International festival recognizes 2009 alumna’s music composition
“It’s validation,” Koontz says. “Getting accepted tells me the work I’ve been doing is good and that someone wants to use it.”
Koontz arranged "Follow the Drinking Gourd" in an independent study with Music Professor Margaret Boudreaux in the fall of 2008, and subsequently conducted the premier performance of the work herself at the spring 2009 college choir concert and then again at Baccalaureate in May.
For Boudreaux, working with Koontz on “choral arranging and choral conducting last year was the epitome of teaching in a liberal arts setting.
“We explored the meaning of texts, historical contexts, sociological significances of different singing styles and repertoire, stylistic options for setting different texts, appropriate approaches to interpretation, teaching styles to help singers come to understand the many layers of meaning as deeply as possible, and future possibilities for Justine's creative endeavors,” Boudreaux says.
When Koontz arrived on campus in the fall of 2005 she had no formal training in music.

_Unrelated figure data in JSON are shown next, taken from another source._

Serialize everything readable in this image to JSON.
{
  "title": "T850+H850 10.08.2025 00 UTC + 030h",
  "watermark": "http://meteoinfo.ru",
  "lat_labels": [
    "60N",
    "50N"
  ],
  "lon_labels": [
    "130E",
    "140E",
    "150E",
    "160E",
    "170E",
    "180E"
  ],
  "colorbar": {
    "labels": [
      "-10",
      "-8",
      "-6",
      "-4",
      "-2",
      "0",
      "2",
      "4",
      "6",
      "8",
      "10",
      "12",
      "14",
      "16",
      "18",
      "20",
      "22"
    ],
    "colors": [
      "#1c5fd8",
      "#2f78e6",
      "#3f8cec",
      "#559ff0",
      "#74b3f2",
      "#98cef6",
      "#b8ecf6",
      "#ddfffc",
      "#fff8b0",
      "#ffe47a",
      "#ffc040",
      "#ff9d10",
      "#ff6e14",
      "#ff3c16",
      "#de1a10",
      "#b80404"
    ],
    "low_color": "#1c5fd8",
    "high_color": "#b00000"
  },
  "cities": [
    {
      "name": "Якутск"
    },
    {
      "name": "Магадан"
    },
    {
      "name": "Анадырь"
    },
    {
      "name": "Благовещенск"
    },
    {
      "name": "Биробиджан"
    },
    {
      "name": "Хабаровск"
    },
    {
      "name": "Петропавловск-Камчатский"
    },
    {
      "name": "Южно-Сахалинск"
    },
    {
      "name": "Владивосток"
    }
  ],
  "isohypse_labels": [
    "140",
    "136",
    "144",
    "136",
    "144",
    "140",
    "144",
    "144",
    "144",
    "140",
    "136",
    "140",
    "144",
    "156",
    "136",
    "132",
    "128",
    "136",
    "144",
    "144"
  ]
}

At McDaniel, the honor student was able to study a wide range of topics, not all in music, and began to study composing. When she took Boudreaux’s conducting class during the spring of her senior year, she knew she couldn’t do without either one – she was determined to learn all that she could about composing and conducting.
Since graduating Phi Beta Kappa in May 2009 with a concentration in Theory and Composition and the Music Department's 1938 Award as Outstanding Senior, Koontz has been composing. A lot.
“Music is what I do. I would like to achieve artistic satisfaction. A certain amount of notoriety would be nice too,” Koontz quips.
Her mentor believes those goals are well within her reach.
“I look forward to seeing Justine's career unfold in the coming years, and all she will contribute to the music world,” Boudreaux says.
Meanwhile, Koontz is collecting experiences – taking private lessons with Judah Adashi, who teaches composing at Johns Hopkins University’s Peabody Institute and joining the Baltimore Composer’s Forum. The Children’s Chorus of Carroll County is considering using several of her compositions in a future concert.
“Every experience that you have is part of the creative ether that you draw from,” she says.
The International Festival of Women Composers, sponsored by the Indiana University of Pennsylvania Department of Music, is March 17-20. The opening night concert will be at 8 p.m. March 17.
The topics of interest to this, the festival’s 20th anniversary, are piano repertoire by women composers, women's contributions to world musical cultures, women's contributions to American musical genres, such as jazz, pop, spiritual and folk and collaborations between women composers and choreographers.